Another of the night’s big moves came when Ruston’s aldermen voted to authorize the city to enter a cooperative endeavor agreement with Bourgeois Restaurant Group, LLC, and to sell the downtown Heard building in connection with city of Ruston economic development.
“The city and the mayor have been speaking with Desi Bourgeois for a number of months – he’s operating the food trucks on the Heard Building lot — and this ordinance will allow the city to enter into the cooperative endeavor agreement with Bourgeois Restaurant Group, LLC, and to sell the Heard building to Mr. Bourgeois’ group,” city attorney Bill Carter said.
Carter said both the city and Bourgeois had appraisals done for the Heard Building property and the city has agreed to use the lower valued appraisal submitted by Bourgeois in return for creation of jobs and other economic development as well as finally fixing up a downtown building in bad need of restoration.
Bourgeois said he plans on adding at least five jobs for the city but said that he expects that “realistically it will be considerably more.”
“We are agreeing to tentatively five at this point in time — we haven’t solidified any of that — but it’s a continuation of what we’ve been doing, serving as a business incubator to put more (food) trucks in the parking lot as well as a restaurant/bake shop/butchery and a commissary kitchen we’ll use as teaching space as well,” Bourgeois said during a public hearing before the matter was voted on. “I do hold a board seat on Louisiana Farm Fresh and am an operator at the Farmer’s Market and we intend to integrate that from the education side. It’s more than a single restaurant.”
Ruston’s aldermen also unanimously voted in favor of a resolution to authorize the publication of a notice of intention to amend the geographical boundaries of Economic Development District No. 1 and to extend a levy of the district’s existing sales and use tax in the expanded boundaries as well as voting to introduce an ordinance on the same matter to be voted on during the May Board of Aldermen meeting.

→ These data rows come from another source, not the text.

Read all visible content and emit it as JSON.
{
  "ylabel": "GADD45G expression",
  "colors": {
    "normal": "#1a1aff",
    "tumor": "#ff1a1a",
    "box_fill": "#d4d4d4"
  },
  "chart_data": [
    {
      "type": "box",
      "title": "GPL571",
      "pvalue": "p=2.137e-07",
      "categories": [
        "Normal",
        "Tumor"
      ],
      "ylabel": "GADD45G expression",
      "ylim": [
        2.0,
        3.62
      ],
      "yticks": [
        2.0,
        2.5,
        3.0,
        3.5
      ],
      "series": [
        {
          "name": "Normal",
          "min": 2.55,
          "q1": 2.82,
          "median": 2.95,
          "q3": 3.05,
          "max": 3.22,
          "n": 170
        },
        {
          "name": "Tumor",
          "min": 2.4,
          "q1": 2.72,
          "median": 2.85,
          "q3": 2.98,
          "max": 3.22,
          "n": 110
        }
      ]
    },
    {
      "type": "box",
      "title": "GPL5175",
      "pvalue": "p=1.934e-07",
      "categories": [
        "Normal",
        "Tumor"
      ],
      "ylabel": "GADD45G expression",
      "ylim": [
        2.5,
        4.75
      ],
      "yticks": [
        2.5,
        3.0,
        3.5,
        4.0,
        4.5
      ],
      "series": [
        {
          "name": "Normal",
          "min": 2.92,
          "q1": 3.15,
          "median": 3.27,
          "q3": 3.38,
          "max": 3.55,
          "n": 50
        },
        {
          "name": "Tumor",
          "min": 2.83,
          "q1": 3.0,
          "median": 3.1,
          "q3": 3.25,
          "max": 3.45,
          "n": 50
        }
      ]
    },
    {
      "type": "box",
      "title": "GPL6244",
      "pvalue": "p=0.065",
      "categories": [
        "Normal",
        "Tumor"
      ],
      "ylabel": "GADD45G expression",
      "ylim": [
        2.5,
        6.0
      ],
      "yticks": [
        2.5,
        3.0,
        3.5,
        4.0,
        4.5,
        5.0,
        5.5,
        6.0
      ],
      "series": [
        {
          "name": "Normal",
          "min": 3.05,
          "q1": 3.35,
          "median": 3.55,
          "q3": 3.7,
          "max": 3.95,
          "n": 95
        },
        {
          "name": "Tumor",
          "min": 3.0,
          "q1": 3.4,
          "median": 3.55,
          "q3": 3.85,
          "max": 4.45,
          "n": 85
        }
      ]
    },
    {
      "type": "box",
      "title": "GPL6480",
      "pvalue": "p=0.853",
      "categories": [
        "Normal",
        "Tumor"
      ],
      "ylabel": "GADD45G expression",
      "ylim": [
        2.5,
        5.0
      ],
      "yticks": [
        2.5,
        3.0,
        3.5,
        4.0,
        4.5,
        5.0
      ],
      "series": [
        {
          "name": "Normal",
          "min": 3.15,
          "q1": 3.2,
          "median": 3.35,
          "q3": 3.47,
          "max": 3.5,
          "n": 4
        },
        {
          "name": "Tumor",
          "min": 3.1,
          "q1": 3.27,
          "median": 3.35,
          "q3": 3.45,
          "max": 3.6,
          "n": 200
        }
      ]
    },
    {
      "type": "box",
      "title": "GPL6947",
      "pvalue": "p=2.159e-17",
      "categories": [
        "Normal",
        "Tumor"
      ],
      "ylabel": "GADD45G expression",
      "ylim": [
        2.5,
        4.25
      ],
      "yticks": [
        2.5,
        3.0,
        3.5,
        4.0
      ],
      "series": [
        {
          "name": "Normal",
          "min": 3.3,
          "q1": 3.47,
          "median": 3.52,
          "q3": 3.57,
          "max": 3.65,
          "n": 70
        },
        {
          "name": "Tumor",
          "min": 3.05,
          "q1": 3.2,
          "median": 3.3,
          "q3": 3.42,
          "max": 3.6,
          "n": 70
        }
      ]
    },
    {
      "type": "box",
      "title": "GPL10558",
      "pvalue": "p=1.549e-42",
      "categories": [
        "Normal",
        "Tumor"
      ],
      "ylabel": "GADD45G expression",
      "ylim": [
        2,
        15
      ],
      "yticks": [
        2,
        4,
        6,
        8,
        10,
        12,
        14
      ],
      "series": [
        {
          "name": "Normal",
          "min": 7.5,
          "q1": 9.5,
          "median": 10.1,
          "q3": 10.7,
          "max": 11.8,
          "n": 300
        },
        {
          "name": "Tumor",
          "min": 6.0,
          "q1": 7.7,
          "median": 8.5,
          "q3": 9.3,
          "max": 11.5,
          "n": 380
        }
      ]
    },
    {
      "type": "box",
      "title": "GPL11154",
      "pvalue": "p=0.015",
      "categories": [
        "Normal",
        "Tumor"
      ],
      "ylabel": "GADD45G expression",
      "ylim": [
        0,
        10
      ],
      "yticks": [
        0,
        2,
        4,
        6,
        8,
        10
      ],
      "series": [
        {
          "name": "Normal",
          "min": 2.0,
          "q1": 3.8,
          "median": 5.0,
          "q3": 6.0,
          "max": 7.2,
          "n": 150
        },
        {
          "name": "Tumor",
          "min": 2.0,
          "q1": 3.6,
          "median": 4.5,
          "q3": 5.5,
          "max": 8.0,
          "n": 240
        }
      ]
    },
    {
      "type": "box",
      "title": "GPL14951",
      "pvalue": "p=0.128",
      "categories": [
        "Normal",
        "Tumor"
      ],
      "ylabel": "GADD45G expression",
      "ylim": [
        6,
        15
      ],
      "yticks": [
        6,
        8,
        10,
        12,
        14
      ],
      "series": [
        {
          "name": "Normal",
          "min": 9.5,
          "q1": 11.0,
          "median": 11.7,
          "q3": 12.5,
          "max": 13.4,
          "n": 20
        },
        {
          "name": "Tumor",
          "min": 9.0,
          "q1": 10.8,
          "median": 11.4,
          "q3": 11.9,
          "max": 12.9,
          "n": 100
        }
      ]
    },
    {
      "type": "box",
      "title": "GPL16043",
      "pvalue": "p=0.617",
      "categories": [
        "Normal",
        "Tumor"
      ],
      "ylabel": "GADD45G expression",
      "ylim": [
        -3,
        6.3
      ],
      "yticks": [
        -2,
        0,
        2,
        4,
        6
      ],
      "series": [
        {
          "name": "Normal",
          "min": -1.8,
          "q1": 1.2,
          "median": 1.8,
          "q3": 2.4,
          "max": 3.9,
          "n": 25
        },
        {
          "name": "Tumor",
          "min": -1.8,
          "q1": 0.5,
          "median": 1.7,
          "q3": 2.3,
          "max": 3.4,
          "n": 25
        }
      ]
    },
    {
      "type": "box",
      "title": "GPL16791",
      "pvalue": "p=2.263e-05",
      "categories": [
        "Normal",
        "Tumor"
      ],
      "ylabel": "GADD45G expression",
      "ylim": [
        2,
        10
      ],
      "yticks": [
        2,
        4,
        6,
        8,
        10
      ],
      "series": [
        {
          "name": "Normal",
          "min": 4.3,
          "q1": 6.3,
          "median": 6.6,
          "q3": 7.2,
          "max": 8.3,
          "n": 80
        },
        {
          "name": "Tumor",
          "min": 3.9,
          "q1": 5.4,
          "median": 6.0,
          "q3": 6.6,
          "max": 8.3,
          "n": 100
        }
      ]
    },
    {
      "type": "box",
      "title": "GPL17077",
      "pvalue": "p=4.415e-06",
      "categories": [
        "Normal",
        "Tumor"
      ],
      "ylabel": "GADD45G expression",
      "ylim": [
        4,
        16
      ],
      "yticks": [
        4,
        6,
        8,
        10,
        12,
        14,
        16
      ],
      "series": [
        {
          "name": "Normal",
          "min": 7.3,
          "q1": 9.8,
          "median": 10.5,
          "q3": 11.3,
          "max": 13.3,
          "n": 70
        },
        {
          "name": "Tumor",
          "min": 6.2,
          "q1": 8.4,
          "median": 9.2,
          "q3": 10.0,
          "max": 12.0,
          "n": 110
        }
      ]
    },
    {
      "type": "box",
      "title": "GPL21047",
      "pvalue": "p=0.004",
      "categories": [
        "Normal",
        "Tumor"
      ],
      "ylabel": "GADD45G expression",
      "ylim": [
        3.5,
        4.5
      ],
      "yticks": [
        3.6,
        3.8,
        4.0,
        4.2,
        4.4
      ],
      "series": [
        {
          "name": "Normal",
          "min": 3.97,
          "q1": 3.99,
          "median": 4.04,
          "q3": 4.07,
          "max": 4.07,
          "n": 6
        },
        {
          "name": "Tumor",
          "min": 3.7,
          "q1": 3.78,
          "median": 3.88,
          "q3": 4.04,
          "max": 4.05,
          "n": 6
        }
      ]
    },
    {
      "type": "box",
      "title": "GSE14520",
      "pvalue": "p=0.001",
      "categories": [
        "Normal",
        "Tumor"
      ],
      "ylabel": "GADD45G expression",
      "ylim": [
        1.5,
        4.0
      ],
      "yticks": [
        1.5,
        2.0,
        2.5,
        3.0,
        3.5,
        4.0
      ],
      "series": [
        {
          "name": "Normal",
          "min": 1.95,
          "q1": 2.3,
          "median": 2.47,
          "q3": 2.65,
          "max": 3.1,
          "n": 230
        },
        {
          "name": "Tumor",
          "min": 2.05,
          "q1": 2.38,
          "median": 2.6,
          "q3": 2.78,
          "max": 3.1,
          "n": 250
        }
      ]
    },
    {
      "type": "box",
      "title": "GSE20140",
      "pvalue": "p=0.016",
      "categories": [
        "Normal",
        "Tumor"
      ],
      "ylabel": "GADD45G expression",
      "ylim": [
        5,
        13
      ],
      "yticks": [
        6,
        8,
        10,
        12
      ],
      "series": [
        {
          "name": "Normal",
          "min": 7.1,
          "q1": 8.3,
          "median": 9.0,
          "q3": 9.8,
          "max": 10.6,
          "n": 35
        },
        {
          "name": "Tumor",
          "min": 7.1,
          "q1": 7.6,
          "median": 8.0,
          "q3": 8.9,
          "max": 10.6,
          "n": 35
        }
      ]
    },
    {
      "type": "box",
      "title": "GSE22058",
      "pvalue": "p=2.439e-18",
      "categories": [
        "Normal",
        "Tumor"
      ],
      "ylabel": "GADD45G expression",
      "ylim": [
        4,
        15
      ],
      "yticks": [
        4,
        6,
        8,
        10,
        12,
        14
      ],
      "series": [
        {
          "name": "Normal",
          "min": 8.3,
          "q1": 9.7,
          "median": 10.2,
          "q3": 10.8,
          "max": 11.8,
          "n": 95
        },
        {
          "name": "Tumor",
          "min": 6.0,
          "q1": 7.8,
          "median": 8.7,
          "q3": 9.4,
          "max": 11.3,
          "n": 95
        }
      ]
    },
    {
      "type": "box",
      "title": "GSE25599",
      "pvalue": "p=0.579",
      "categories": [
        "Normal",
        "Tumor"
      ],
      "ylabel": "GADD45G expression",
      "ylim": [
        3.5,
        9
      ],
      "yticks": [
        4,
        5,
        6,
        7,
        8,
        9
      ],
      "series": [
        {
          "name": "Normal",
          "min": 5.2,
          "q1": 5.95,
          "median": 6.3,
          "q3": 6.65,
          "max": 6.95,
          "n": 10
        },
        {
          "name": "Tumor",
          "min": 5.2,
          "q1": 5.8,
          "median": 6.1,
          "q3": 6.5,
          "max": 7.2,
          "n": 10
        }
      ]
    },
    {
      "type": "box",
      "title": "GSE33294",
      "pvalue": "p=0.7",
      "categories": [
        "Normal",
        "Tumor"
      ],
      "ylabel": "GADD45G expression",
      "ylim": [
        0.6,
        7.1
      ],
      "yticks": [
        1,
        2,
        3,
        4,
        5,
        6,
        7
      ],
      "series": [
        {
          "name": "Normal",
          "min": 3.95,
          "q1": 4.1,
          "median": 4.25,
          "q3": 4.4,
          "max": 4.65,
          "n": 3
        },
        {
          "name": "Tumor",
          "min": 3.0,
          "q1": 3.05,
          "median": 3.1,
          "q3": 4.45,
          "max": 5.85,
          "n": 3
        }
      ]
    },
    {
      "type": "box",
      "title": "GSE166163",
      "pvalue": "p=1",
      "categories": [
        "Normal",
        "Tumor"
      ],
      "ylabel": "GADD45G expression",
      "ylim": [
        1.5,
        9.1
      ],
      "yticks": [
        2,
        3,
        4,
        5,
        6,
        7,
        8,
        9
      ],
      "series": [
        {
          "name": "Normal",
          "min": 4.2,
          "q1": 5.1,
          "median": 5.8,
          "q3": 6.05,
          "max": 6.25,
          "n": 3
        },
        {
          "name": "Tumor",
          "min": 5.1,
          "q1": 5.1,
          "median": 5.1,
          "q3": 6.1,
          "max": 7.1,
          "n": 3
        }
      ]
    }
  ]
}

That moves are being made to allow the city to add an new Service Road Arby’s, The USA Travel Plaza Cajun Bar and Grill and the Ruston Crawfish Factory food truck on North Trenton Street
“Right now they’re just paying the regular city taxes and state taxes,” Carter told the aldermen. “They are not paying the additional 1.75% tax for Economic District No. 1 until that ordinance will go into effect, which should be next month. There’s always a lag with these new businesses and we try to bring them into the district as quickly as possible when we get at least two or three new ones.”
That tax, passed in November of 2018, applies to customers at restaurants and hotels within city limits.